Abstract

In 11 years and 3 months, 2037 patients with HCC were seen and 48 patients (2.4%) were diagnosed to have obstructive icteric type HCC. Five patients were terminally ill and were not investigated further. Forty three patients were initially investigated by endoscopic retrograde cholangiography (ERC) or percutaneous transhepatic cholangiogram (PTC) and classified as having obstructive icteric type 1, 2, or 3 HCC based on the cholangiographic findings. The obstruction in type 1 HCC was due to intraluminal tumour casts and/or tumour fragments obstructing the hepatic ductal confluence or common bile duct, while intraluminal blood clots, from haemobilia, filling the biliary tree was the cause in type 2 HCC. The pathology in type 3 HCC was extraluminal obstruction by extensive tumour encasement of the intra–hepatic biliary ductal system and/or extrinsic compression of the hepatic and common bile ducts by tumour(s) and/or malignant lymph nodes.

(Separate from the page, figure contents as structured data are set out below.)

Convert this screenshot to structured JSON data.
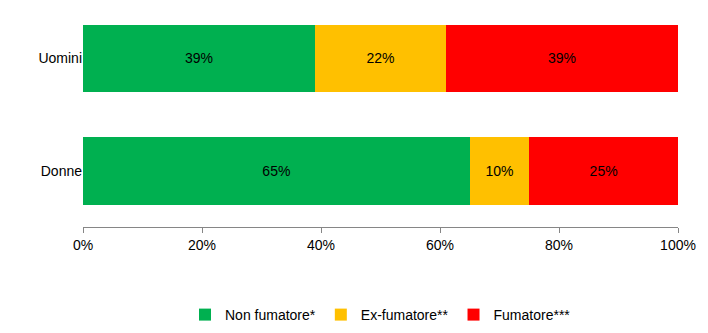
{
  "chart_data": {
    "type": "bar",
    "orientation": "horizontal",
    "stacked": true,
    "categories": [
      "Uomini",
      "Donne"
    ],
    "series": [
      {
        "name": "Non fumatore*",
        "color": "#00b050",
        "values": [
          39,
          65
        ],
        "value_labels": [
          "39%",
          "65%"
        ]
      },
      {
        "name": "Ex-fumatore**",
        "color": "#ffc000",
        "values": [
          22,
          10
        ],
        "value_labels": [
          "22%",
          "10%"
        ]
      },
      {
        "name": "Fumatore***",
        "color": "#ff0000",
        "values": [
          39,
          25
        ],
        "value_labels": [
          "39%",
          "25%"
        ]
      }
    ],
    "xlim": [
      0,
      100
    ],
    "xticks": [
      {
        "value": 0,
        "label": "0%"
      },
      {
        "value": 20,
        "label": "20%"
      },
      {
        "value": 40,
        "label": "40%"
      },
      {
        "value": 60,
        "label": "60%"
      },
      {
        "value": 80,
        "label": "80%"
      },
      {
        "value": 100,
        "label": "100%"
      }
    ],
    "grid": false,
    "data_labels": true,
    "legend": "bottom"
  }
}
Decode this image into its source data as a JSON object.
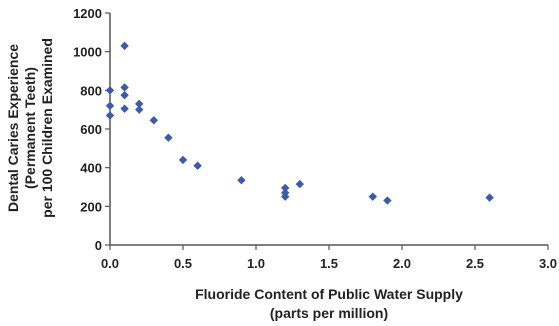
{
  "chart_data": {
    "type": "scatter",
    "xlabel": [
      "Fluoride Content of Public Water Supply",
      "(parts per million)"
    ],
    "ylabel": [
      "Dental Caries Experience",
      "(Permanent Teeth)",
      "per 100 Children Examined"
    ],
    "xlim": [
      0,
      3
    ],
    "ylim": [
      0,
      1200
    ],
    "x_ticks": [
      "0.0",
      "0.5",
      "1.0",
      "1.5",
      "2.0",
      "2.5",
      "3.0"
    ],
    "y_ticks": [
      "0",
      "200",
      "400",
      "600",
      "800",
      "1000",
      "1200"
    ],
    "grid": false,
    "marker_color": "#3A5BAA",
    "points": [
      {
        "x": 0.0,
        "y": 800
      },
      {
        "x": 0.0,
        "y": 720
      },
      {
        "x": 0.0,
        "y": 670
      },
      {
        "x": 0.1,
        "y": 1030
      },
      {
        "x": 0.1,
        "y": 815
      },
      {
        "x": 0.1,
        "y": 775
      },
      {
        "x": 0.1,
        "y": 705
      },
      {
        "x": 0.2,
        "y": 730
      },
      {
        "x": 0.2,
        "y": 700
      },
      {
        "x": 0.3,
        "y": 645
      },
      {
        "x": 0.4,
        "y": 555
      },
      {
        "x": 0.5,
        "y": 440
      },
      {
        "x": 0.6,
        "y": 410
      },
      {
        "x": 0.9,
        "y": 335
      },
      {
        "x": 1.2,
        "y": 295
      },
      {
        "x": 1.2,
        "y": 270
      },
      {
        "x": 1.2,
        "y": 250
      },
      {
        "x": 1.3,
        "y": 315
      },
      {
        "x": 1.8,
        "y": 250
      },
      {
        "x": 1.9,
        "y": 230
      },
      {
        "x": 2.6,
        "y": 245
      }
    ]
  }
}
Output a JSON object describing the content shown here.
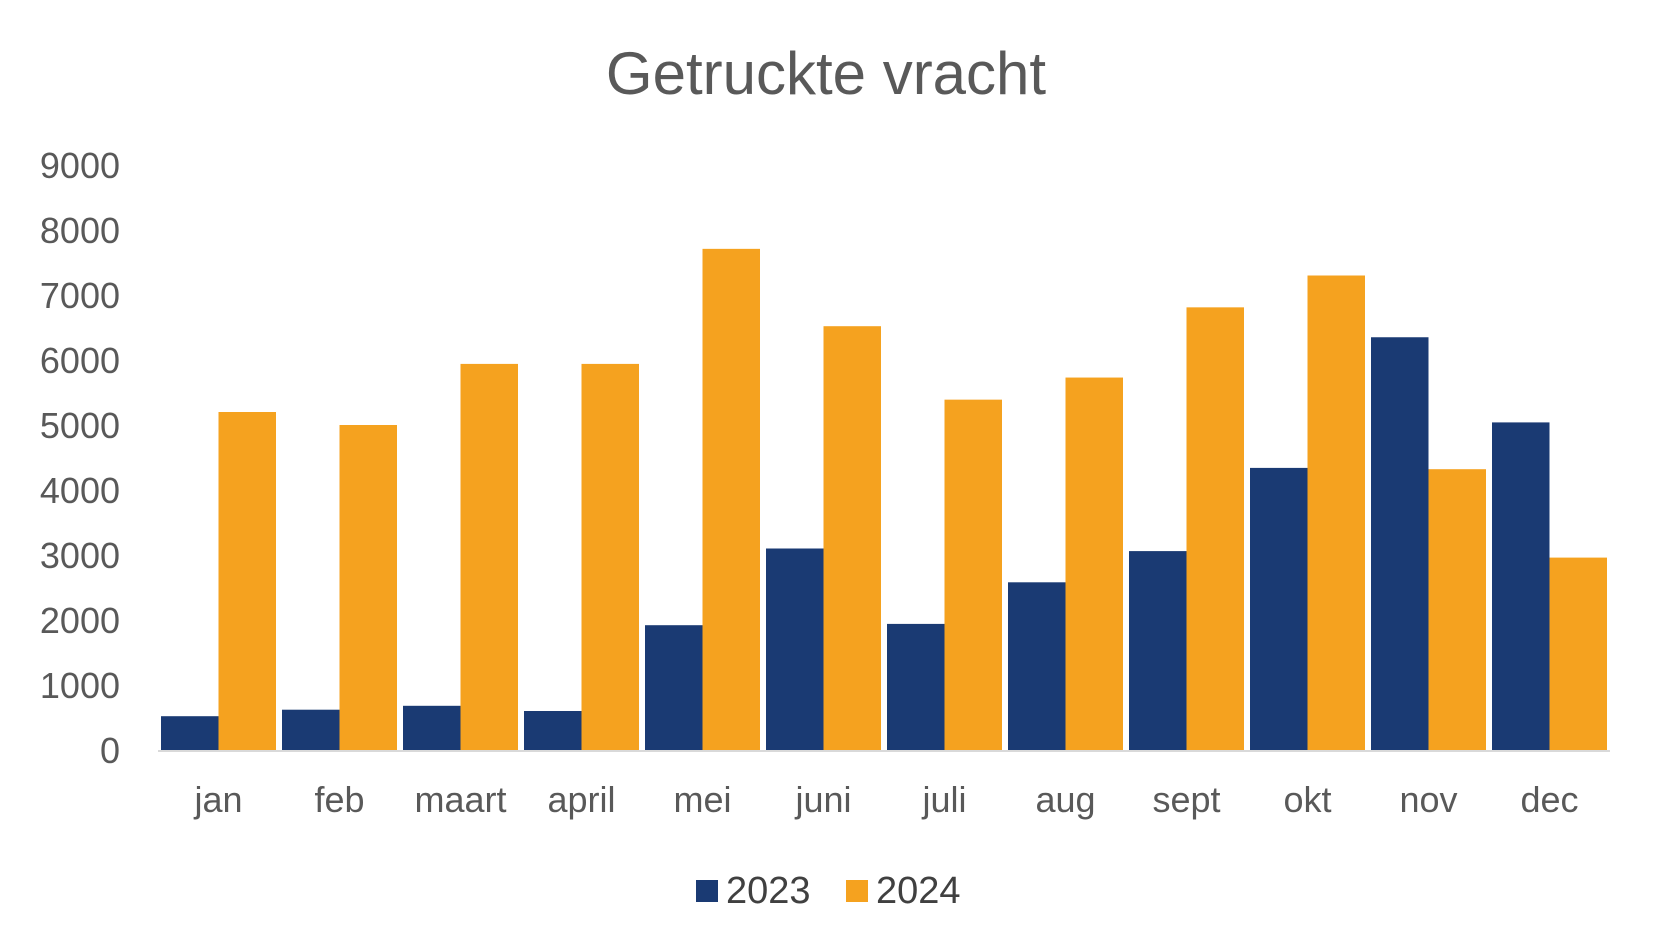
{
  "chart_data": {
    "type": "bar",
    "title": "Getruckte vracht",
    "xlabel": "",
    "ylabel": "",
    "ylim": [
      0,
      9000
    ],
    "yticks": [
      0,
      1000,
      2000,
      3000,
      4000,
      5000,
      6000,
      7000,
      8000,
      9000
    ],
    "grid": false,
    "legend": "bottom",
    "categories": [
      "jan",
      "feb",
      "maart",
      "april",
      "mei",
      "juni",
      "juli",
      "aug",
      "sept",
      "okt",
      "nov",
      "dec"
    ],
    "series": [
      {
        "name": "2023",
        "color": "#1a3a73",
        "values": [
          520,
          620,
          680,
          600,
          1920,
          3100,
          1940,
          2580,
          3060,
          4340,
          6350,
          5040
        ]
      },
      {
        "name": "2024",
        "color": "#f5a21f",
        "values": [
          5200,
          5000,
          5940,
          5940,
          7710,
          6520,
          5390,
          5730,
          6810,
          7300,
          4320,
          2960
        ]
      }
    ]
  }
}
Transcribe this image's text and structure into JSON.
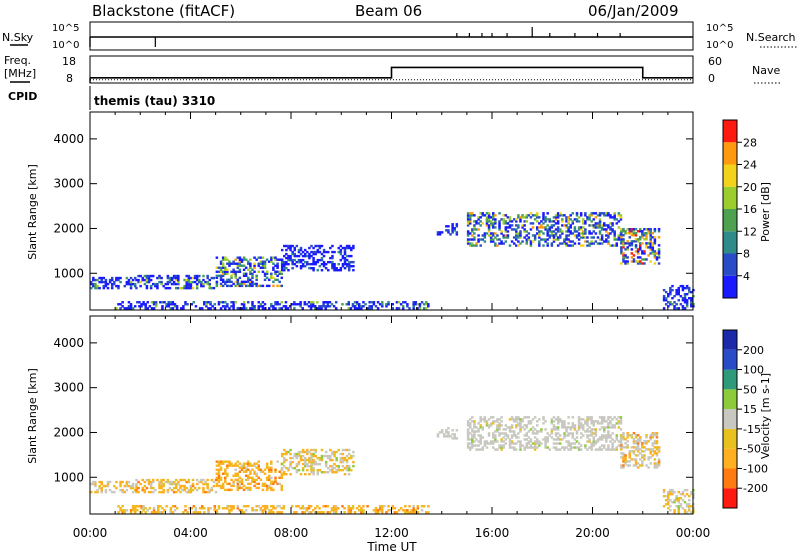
{
  "header": {
    "station": "Blackstone (fitACF)",
    "beam": "Beam 06",
    "date": "06/Jan/2009"
  },
  "noise_panel": {
    "left_label": "N.Sky",
    "right_label": "N.Search",
    "ticks": [
      "10^5",
      "10^0"
    ]
  },
  "freq_panel": {
    "left_label_1": "Freq.",
    "left_label_2": "[MHz]",
    "left_ticks": [
      "18",
      "8"
    ],
    "right_label": "Nave",
    "right_ticks": [
      "60",
      "0"
    ]
  },
  "cpid": {
    "label": "CPID",
    "text": "themis (tau) 3310"
  },
  "axes": {
    "ylabel": "Slant Range [km]",
    "yticks": [
      1000,
      2000,
      3000,
      4000
    ],
    "xlabel": "Time UT",
    "xticks": [
      "00:00",
      "04:00",
      "08:00",
      "12:00",
      "16:00",
      "20:00",
      "00:00"
    ]
  },
  "power_scale": {
    "label": "Power [dB]",
    "ticks": [
      "4",
      "8",
      "12",
      "16",
      "20",
      "24",
      "28"
    ],
    "colors": [
      "#1a1aff",
      "#2a4bc8",
      "#2f8a8a",
      "#4ea14e",
      "#9ccd2e",
      "#f2d21a",
      "#ff9a10",
      "#ff1a10"
    ]
  },
  "velocity_scale": {
    "label": "Velocity [m s-1]",
    "ticks": [
      "-200",
      "-100",
      "-50",
      "-15",
      "15",
      "50",
      "100",
      "200"
    ],
    "colors": [
      "#ff1a10",
      "#ff7a10",
      "#ffb020",
      "#e8c020",
      "#c8c8c0",
      "#8ccc3a",
      "#2e9a7a",
      "#2a4bc8",
      "#1a2aa8"
    ]
  },
  "chart_data": {
    "type": "heatmap",
    "x_range_hours": [
      0,
      24
    ],
    "y_range_km": [
      180,
      4600
    ],
    "frequency_mhz": [
      {
        "start": 0,
        "end": 12,
        "value": 10
      },
      {
        "start": 12,
        "end": 22,
        "value": 14
      },
      {
        "start": 22,
        "end": 24,
        "value": 10
      }
    ],
    "noise_spikes_hours": [
      14.6,
      15.1,
      15.6,
      16.0,
      16.6,
      17.6,
      18.3,
      19.3,
      20.2,
      21.1
    ],
    "power_regions": [
      {
        "t": [
          0.0,
          1.8
        ],
        "r": [
          650,
          900
        ],
        "mix": [
          0.6,
          0.2,
          0.1,
          0.05,
          0.05,
          0,
          0,
          0
        ]
      },
      {
        "t": [
          1.8,
          5.0
        ],
        "r": [
          650,
          950
        ],
        "mix": [
          0.5,
          0.2,
          0.1,
          0.1,
          0.05,
          0.05,
          0,
          0
        ]
      },
      {
        "t": [
          5.0,
          7.6
        ],
        "r": [
          700,
          1350
        ],
        "mix": [
          0.35,
          0.2,
          0.15,
          0.1,
          0.1,
          0.05,
          0.05,
          0
        ]
      },
      {
        "t": [
          7.6,
          10.5
        ],
        "r": [
          1050,
          1600
        ],
        "mix": [
          0.7,
          0.2,
          0.1,
          0,
          0,
          0,
          0,
          0
        ]
      },
      {
        "t": [
          1.0,
          13.5
        ],
        "r": [
          200,
          380
        ],
        "mix": [
          0.6,
          0.2,
          0.1,
          0.05,
          0.05,
          0,
          0,
          0
        ]
      },
      {
        "t": [
          13.8,
          14.6
        ],
        "r": [
          1850,
          2100
        ],
        "mix": [
          0.7,
          0.2,
          0.1,
          0,
          0,
          0,
          0,
          0
        ]
      },
      {
        "t": [
          15.0,
          21.1
        ],
        "r": [
          1600,
          2350
        ],
        "mix": [
          0.35,
          0.2,
          0.15,
          0.1,
          0.1,
          0.05,
          0.05,
          0
        ]
      },
      {
        "t": [
          21.1,
          22.6
        ],
        "r": [
          1200,
          2000
        ],
        "mix": [
          0.3,
          0.15,
          0.1,
          0.1,
          0.1,
          0.1,
          0.1,
          0.05
        ]
      },
      {
        "t": [
          22.8,
          24.0
        ],
        "r": [
          200,
          700
        ],
        "mix": [
          0.6,
          0.2,
          0.1,
          0.1,
          0,
          0,
          0,
          0
        ]
      }
    ],
    "velocity_regions": [
      {
        "t": [
          0.0,
          1.8
        ],
        "r": [
          650,
          900
        ],
        "mix": [
          0,
          0,
          0.3,
          0.2,
          0.5,
          0,
          0,
          0,
          0
        ]
      },
      {
        "t": [
          1.8,
          5.0
        ],
        "r": [
          650,
          950
        ],
        "mix": [
          0,
          0.05,
          0.4,
          0.3,
          0.25,
          0,
          0,
          0,
          0
        ]
      },
      {
        "t": [
          5.0,
          7.6
        ],
        "r": [
          700,
          1350
        ],
        "mix": [
          0,
          0.15,
          0.45,
          0.3,
          0.1,
          0,
          0,
          0,
          0
        ]
      },
      {
        "t": [
          7.6,
          10.5
        ],
        "r": [
          1050,
          1600
        ],
        "mix": [
          0,
          0,
          0.2,
          0.2,
          0.5,
          0.1,
          0,
          0,
          0
        ]
      },
      {
        "t": [
          1.0,
          13.5
        ],
        "r": [
          200,
          380
        ],
        "mix": [
          0,
          0.1,
          0.5,
          0.3,
          0.1,
          0,
          0,
          0,
          0
        ]
      },
      {
        "t": [
          13.8,
          14.6
        ],
        "r": [
          1850,
          2100
        ],
        "mix": [
          0,
          0,
          0,
          0,
          1,
          0,
          0,
          0,
          0
        ]
      },
      {
        "t": [
          15.0,
          21.1
        ],
        "r": [
          1600,
          2350
        ],
        "mix": [
          0,
          0,
          0,
          0.05,
          0.9,
          0.05,
          0,
          0,
          0
        ]
      },
      {
        "t": [
          21.1,
          22.6
        ],
        "r": [
          1200,
          2000
        ],
        "mix": [
          0,
          0.05,
          0.2,
          0.15,
          0.6,
          0,
          0,
          0,
          0
        ]
      },
      {
        "t": [
          22.8,
          24.0
        ],
        "r": [
          200,
          700
        ],
        "mix": [
          0,
          0,
          0.2,
          0.2,
          0.5,
          0.1,
          0,
          0,
          0
        ]
      }
    ]
  }
}
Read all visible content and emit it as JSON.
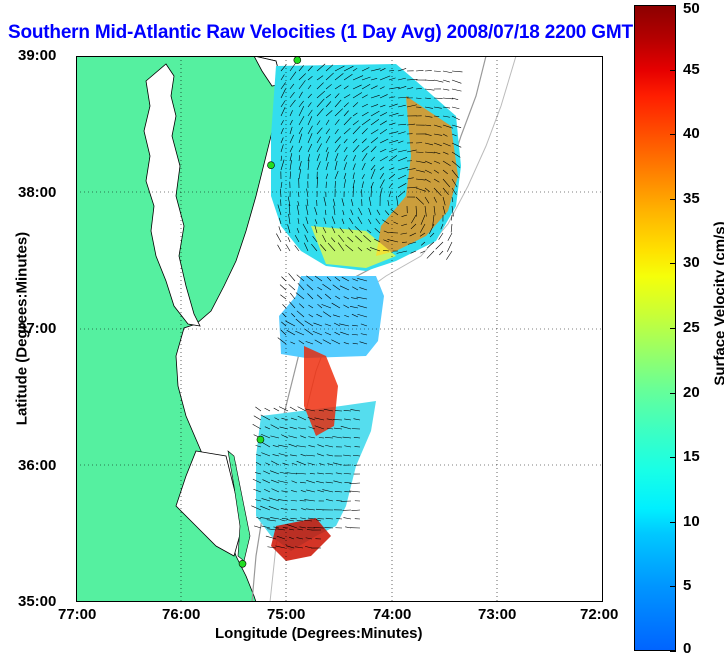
{
  "title": "Southern Mid-Atlantic Raw Velocities (1 Day Avg) 2008/07/18 2200 GMT",
  "x_axis": {
    "label": "Longitude (Degrees:Minutes)",
    "ticks": [
      "77:00",
      "76:00",
      "75:00",
      "74:00",
      "73:00",
      "72:00"
    ]
  },
  "y_axis": {
    "label": "Latitude (Degrees:Minutes)",
    "ticks": [
      "39:00",
      "38:00",
      "37:00",
      "36:00",
      "35:00"
    ]
  },
  "colorbar": {
    "label": "Surface Velocity (cm/s)",
    "ticks": [
      "50",
      "45",
      "40",
      "35",
      "30",
      "25",
      "20",
      "15",
      "10",
      "5",
      "0"
    ],
    "range": [
      0,
      50
    ]
  },
  "colors": {
    "land": "#55f0a0",
    "title": "#0000ff",
    "station": "#22dd22"
  },
  "map": {
    "lon_range": [
      -77,
      -72
    ],
    "lat_range": [
      35,
      39
    ],
    "stations": [
      {
        "lon": -74.9,
        "lat": 38.97
      },
      {
        "lon": -75.15,
        "lat": 38.2
      },
      {
        "lon": -75.25,
        "lat": 36.19
      },
      {
        "lon": -75.42,
        "lat": 35.28
      }
    ]
  }
}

At the initial ERC/PTC, 10 patients (5 resected, 50%) had obstructive icteric type 1 and 23 patients (0 resected) had obstructive icteric type 3 HCC. Of the 10 patients initially classified according to cholangiography to have obstructive icteric type 2 HCC, subsequent investigations revealed that 6 patients had type 1 HCC (4 resectable, 67%) and 4 patients had type 3 HCC (0 resectable). The classification of the obstructive icteric type HCC into types 1, 2, and 3, based on the initial cholangiographic appearances has simplified and rationalized our management strategy for this condition.